Character-driven, past tragedy and heartache are explored, making their actions more understandable. Loyalty and duty rule both their lives, everything they do is for others. To achieve the love they both desire, they must consider what they want as individuals, and at times this seems to be unlikely.
Sensual love scenes echo their poignant journey. Complex characters, both Eloise and Odir negotiate a problematic emotional path full of angst and pain before they realise what is truly important to them.
A fascinating snapshot of the professional and personal faces of a royal romance, which doesn’t stint on angst, drama and romantic sensuality.

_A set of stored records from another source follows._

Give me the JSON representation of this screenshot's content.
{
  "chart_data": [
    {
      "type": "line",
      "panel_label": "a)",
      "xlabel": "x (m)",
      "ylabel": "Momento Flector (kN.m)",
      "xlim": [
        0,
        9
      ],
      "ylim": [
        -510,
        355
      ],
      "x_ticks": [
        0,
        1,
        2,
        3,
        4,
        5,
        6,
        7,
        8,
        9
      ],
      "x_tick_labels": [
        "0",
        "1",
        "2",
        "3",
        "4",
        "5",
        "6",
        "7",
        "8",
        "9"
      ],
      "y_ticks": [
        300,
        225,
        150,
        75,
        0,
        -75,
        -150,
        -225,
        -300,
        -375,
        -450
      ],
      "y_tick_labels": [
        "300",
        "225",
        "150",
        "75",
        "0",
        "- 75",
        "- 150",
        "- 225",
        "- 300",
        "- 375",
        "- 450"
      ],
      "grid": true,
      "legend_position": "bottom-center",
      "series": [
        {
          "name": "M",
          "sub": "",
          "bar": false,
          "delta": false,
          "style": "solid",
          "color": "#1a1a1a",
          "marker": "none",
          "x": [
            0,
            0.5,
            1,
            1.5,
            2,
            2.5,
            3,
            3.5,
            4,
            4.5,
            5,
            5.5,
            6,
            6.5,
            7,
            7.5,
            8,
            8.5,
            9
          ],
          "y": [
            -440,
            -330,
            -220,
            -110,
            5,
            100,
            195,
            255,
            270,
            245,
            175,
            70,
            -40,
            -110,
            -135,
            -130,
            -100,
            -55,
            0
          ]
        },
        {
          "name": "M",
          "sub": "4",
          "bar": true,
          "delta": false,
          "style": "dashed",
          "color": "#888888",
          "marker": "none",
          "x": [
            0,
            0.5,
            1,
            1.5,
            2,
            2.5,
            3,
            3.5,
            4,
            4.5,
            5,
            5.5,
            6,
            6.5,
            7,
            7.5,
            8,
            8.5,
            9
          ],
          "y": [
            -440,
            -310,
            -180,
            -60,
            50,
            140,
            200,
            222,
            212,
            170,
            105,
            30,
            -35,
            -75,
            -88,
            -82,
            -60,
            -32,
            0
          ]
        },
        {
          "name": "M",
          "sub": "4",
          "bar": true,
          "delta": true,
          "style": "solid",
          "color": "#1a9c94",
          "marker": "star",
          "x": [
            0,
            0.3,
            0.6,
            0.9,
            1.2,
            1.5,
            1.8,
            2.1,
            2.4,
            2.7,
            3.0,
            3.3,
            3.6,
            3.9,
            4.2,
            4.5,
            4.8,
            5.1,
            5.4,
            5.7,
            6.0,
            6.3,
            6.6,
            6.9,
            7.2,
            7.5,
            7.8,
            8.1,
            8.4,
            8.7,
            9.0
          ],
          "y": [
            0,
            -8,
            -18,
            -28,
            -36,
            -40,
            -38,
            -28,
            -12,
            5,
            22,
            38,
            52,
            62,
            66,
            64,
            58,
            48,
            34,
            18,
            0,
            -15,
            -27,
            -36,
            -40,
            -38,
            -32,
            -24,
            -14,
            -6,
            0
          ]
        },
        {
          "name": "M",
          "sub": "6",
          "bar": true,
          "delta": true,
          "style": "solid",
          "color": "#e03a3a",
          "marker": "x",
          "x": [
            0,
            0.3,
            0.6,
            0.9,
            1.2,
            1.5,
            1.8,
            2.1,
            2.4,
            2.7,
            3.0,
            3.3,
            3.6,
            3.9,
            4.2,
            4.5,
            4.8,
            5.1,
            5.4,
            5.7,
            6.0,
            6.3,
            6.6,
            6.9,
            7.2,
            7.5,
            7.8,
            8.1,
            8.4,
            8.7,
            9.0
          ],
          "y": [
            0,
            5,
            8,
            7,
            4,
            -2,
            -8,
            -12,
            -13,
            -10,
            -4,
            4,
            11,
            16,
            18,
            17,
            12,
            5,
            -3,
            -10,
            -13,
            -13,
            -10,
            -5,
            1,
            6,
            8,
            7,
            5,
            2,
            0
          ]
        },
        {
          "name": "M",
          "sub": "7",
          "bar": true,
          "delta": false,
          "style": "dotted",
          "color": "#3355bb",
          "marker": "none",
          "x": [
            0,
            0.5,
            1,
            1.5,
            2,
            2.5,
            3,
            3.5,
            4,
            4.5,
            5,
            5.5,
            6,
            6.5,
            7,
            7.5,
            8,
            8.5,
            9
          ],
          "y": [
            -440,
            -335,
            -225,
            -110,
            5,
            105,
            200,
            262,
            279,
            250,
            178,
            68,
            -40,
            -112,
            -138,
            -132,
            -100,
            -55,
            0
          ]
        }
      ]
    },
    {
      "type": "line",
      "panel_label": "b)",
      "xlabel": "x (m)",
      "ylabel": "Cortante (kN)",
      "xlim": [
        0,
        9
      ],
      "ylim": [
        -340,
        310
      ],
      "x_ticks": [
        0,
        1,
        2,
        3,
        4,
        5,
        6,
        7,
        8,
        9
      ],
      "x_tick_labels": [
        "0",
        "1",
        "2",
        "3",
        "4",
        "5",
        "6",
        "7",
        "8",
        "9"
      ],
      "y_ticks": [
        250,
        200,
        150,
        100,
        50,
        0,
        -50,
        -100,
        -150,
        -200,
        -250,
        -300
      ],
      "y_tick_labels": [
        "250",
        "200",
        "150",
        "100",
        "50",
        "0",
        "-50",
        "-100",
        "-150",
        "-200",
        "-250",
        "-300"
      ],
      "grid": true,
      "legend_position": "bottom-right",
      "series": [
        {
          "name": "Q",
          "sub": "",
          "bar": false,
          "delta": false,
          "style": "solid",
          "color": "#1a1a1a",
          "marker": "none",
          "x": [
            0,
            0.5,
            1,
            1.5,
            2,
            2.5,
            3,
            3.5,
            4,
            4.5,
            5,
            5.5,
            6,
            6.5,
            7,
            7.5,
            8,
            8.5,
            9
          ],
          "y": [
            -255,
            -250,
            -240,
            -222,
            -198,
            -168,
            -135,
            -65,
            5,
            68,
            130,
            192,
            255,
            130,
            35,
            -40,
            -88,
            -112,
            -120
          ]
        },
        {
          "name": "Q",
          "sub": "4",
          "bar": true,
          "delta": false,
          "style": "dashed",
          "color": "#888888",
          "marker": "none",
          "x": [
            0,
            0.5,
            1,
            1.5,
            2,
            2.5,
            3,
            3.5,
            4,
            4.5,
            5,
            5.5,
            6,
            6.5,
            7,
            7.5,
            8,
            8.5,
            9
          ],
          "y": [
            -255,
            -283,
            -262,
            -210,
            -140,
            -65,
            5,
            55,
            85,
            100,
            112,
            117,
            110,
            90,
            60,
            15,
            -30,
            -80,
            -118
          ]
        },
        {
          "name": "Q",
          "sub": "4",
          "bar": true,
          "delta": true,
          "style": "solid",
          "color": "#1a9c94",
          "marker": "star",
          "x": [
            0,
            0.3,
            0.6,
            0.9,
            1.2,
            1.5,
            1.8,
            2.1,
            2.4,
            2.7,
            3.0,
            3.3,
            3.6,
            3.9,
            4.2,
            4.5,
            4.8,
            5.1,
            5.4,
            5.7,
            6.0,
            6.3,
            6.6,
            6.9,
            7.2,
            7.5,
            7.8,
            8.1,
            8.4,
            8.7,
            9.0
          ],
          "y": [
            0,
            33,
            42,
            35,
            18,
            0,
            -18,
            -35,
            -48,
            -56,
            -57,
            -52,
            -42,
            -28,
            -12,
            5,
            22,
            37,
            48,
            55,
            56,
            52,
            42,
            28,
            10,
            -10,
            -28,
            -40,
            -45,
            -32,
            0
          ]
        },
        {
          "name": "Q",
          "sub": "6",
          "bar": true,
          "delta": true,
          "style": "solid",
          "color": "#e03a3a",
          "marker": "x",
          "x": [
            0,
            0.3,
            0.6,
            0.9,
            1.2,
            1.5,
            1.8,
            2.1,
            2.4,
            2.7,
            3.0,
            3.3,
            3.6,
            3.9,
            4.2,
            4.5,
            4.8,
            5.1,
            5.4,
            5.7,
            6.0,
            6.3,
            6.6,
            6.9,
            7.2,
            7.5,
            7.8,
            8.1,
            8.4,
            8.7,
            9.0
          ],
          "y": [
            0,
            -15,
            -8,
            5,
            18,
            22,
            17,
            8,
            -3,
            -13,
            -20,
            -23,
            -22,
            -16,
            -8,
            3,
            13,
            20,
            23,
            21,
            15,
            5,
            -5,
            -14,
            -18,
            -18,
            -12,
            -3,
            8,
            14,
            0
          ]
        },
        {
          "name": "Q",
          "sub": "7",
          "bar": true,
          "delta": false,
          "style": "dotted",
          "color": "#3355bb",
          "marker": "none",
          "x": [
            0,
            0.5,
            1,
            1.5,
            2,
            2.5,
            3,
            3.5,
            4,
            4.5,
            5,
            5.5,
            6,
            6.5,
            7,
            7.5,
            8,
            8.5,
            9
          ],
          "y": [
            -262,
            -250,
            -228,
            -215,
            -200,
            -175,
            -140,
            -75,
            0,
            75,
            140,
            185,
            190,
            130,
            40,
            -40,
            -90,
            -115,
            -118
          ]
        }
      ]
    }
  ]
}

I received a copy of this book from Mills and Boon via NetGalley in return for an honest review.
It’s been two years since mass murderer, Giacomo Riondino, disappeared after killing Greta Alfieri…Dr Claps, devastated and guilt-ridden by Greta’s death has been on a man-hunt for Riondino ever since. Meanwhile, an American girl disappears on the 382nd step of the Cerro trail in Guayaquil, Ecuador.
No one saw her disappear. Who took her? And how?
When the US authorities contact Claps, he is certain that it must be Riondino. But, unlike Riondino’s other victims, the girl has disappeared into thin air…
Will Claps solve the puzzle, or will he lose his mind in the process, blinded by his own obsession?
It’s the first book I’ve read by this author, and although this book has a predecessor, there is enough backstory both to the plot and characters to make this a very worthwhile read.
It focuses on a criminologist/profiler, Dr Claps and his pursuit of a serial killer who has become his obsession. The plot is detailed and cleverly written, with clues and misinformation filtered in at salient intervals, moving the story along at a fast pace and holding the reader’s attention.
The serial killer, Riondino has multiple personality disorder, described in an understandable, knowledgeable way that makes him a fascinating, unpredictable and menacing antagonist. The suspense builds up to an explosive and poignant end. If you can, read ‘Hunted’, the precursor to this story for maximum impact. ‘Taken’ has believable characters and setting, a realistic pursuit of the serial killer and a breathtaking ending.
I received a copy of this book from Aria Fiction via NetGalley in return for an honest review.
Monty Marsden, a Tuscan by birth, grew up in Milan, where he studied medicine and still works. He lives in the province of Bergamo, with his wife and four children.